Nonprofits have been able to get PPP loans through the Paycheck Protection Program which was aimed at small businesses, Klobuchar said. But that program needs to be re-authorized again. Re-authorization was included in the HEROES Act — a COVID relief package that passed through the Democratically-led House. And re-authorization is also part of a smaller proposal in the works by Senate Republicans, according to a Tuesday report from ABC News

Klobuchar has also been working on some policies to expand broadband access across the country, a problem that COVID-19 has magnified, she said. 
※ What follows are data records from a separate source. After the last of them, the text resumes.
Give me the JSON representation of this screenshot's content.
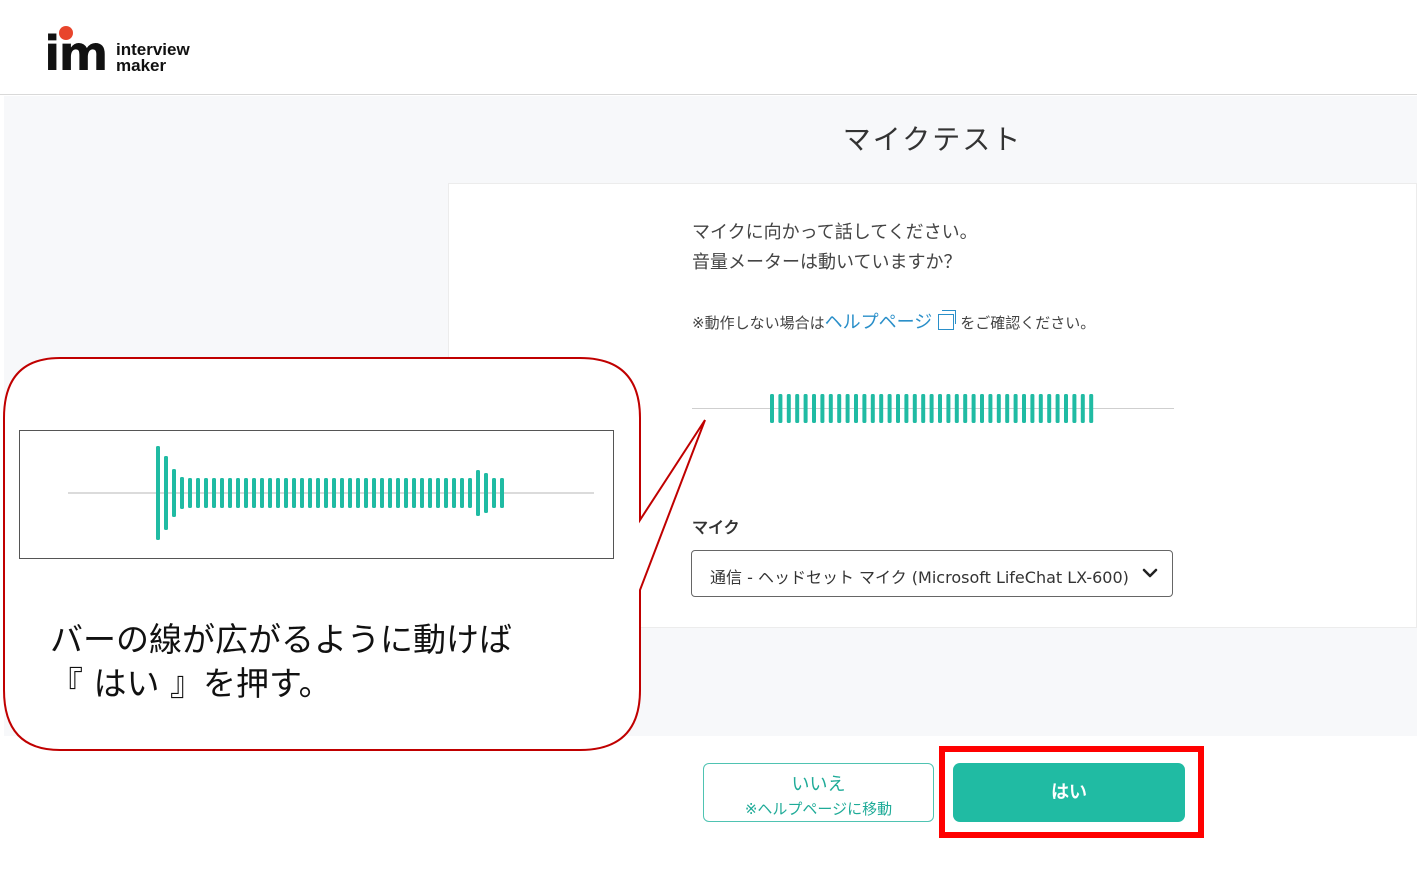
{
  "header": {
    "logo_mark": "im",
    "logo_text_line1": "interview",
    "logo_text_line2": "maker"
  },
  "page": {
    "title": "マイクテスト"
  },
  "card": {
    "instruction_line1": "マイクに向かって話してください。",
    "instruction_line2": "音量メーターは動いていますか？",
    "help_prefix": "※動作しない場合は",
    "help_link": "ヘルプページ",
    "help_suffix": "をご確認ください。",
    "mic_label": "マイク",
    "mic_selected": "通信 - ヘッドセット マイク (Microsoft LifeChat LX-600)"
  },
  "buttons": {
    "no_line1": "いいえ",
    "no_line2": "※ヘルプページに移動",
    "yes": "はい"
  },
  "callout": {
    "line1": "バーの線が広がるように動けば",
    "line2": "『 はい 』を押す。"
  },
  "colors": {
    "accent": "#20bba3",
    "link": "#2a8fc9",
    "highlight": "#ff0000",
    "callout_border": "#c00000"
  }
}
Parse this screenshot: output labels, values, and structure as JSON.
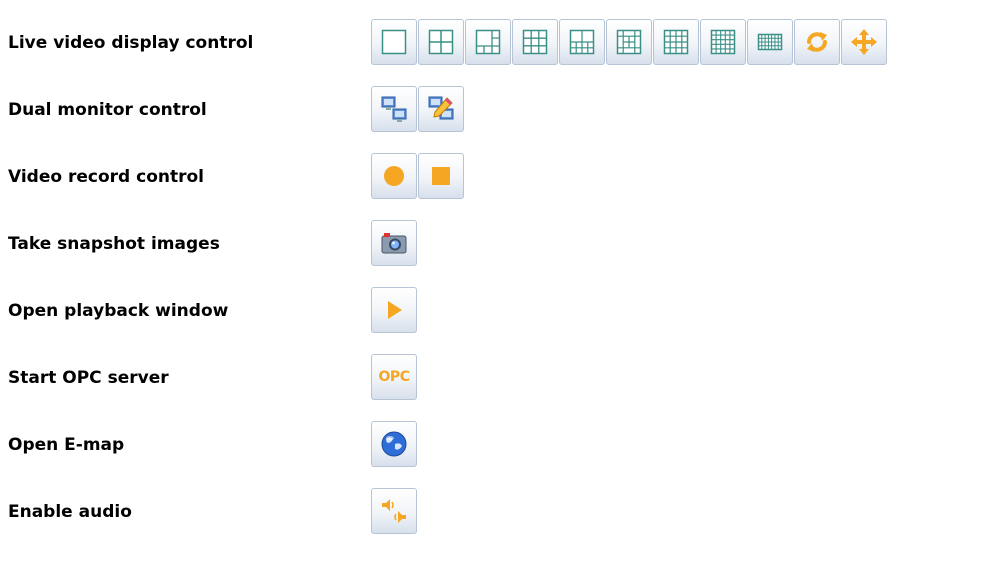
{
  "rows": [
    {
      "label": "Live video display control",
      "icons": [
        "layout-1-icon",
        "layout-4-icon",
        "layout-6-icon",
        "layout-9-icon",
        "layout-10-icon",
        "layout-13-icon",
        "layout-16-icon",
        "layout-25-icon",
        "layout-36-icon",
        "refresh-icon",
        "move-icon"
      ]
    },
    {
      "label": "Dual monitor control",
      "icons": [
        "dual-monitor-icon",
        "dual-monitor-edit-icon"
      ]
    },
    {
      "label": "Video record control",
      "icons": [
        "record-icon",
        "stop-icon"
      ]
    },
    {
      "label": "Take snapshot images",
      "icons": [
        "camera-icon"
      ]
    },
    {
      "label": "Open playback window",
      "icons": [
        "play-icon"
      ]
    },
    {
      "label": "Start OPC server",
      "icons": [
        "opc-icon"
      ]
    },
    {
      "label": "Open E-map",
      "icons": [
        "globe-icon"
      ]
    },
    {
      "label": "Enable audio",
      "icons": [
        "audio-icon"
      ]
    }
  ],
  "opc_text": "OPC",
  "colors": {
    "grid": "#3a8f86",
    "orange": "#f5a623",
    "border": "#b6c4d6"
  }
}
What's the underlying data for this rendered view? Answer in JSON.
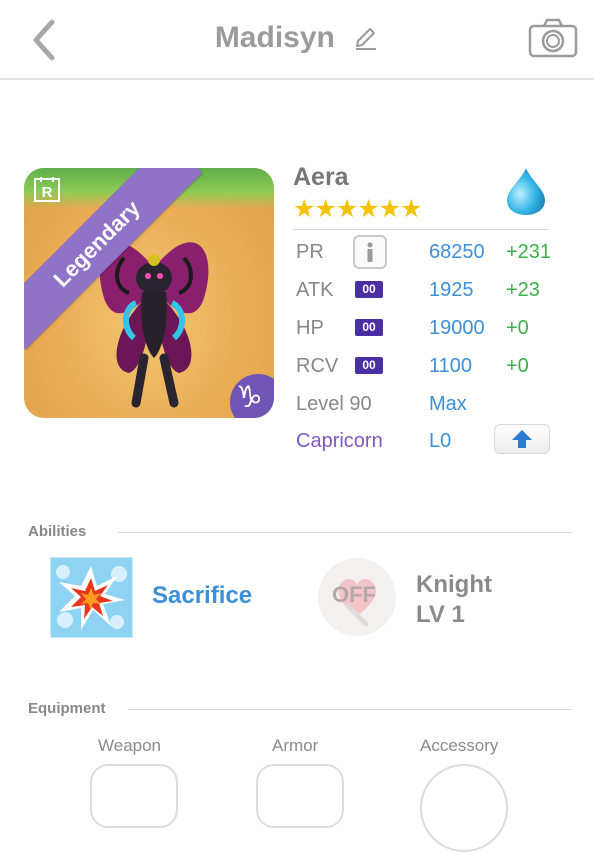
{
  "header": {
    "title": "Madisyn"
  },
  "monster": {
    "rarity": "Legendary",
    "name": "Aera",
    "stars": "★★★★★★",
    "element": "water",
    "zodiac_symbol": "♑"
  },
  "stats": [
    {
      "label": "PR",
      "value": "68250",
      "bonus": "+231",
      "badge": ""
    },
    {
      "label": "ATK",
      "value": "1925",
      "bonus": "+23",
      "badge": "00"
    },
    {
      "label": "HP",
      "value": "19000",
      "bonus": "+0",
      "badge": "00"
    },
    {
      "label": "RCV",
      "value": "1100",
      "bonus": "+0",
      "badge": "00"
    }
  ],
  "level": {
    "label": "Level 90",
    "value": "Max"
  },
  "sign": {
    "label": "Capricorn",
    "value": "L0"
  },
  "abilities": {
    "section_title": "Abilities",
    "skill_name": "Sacrifice",
    "leader_status": "OFF",
    "leader_name": "Knight",
    "leader_level": "LV 1"
  },
  "equipment": {
    "section_title": "Equipment",
    "slots": [
      "Weapon",
      "Armor",
      "Accessory"
    ]
  },
  "colors": {
    "accent_blue": "#3d8fd6",
    "bonus_green": "#3cb04a",
    "legendary_purple": "#8e73c6",
    "zodiac_purple": "#7e57c2",
    "star_gold": "#f5c400"
  }
}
"This area is about the same as the rest of the state, 10% to 15% of kids don't have access to high speed internet," Klobuchar said. "You're going to have a completely unfair situation, because some kids are going to be able to do their online learning and some kids aren't."

Boys & Girls Clubs of Central Minnesota staff witnessed the challenges of e-learning for kids when providing virtual homework help. The clubs are trying to increase their bandwidth so more kids can log in. 

The clubs developed new virtual programs for kids during the pandemic, and those are here to stay. 

"We don't think that will ever go away," said Deb Nebosis, direct of development for the Central Minnesota clubs, about virtual programming. "We'll just continue to grow that program."

Before the pandemic, those clubs served 6,500 kids. When schools closed they pivoted to provide emergency care for 462 children of essential workers. They expect to serve 991 this fall and to continue providing 20,000 meals a week. 

Klobuchar told Boys & Girls Club staff she's glad to provide some support. 

"I wish we could do more," she said.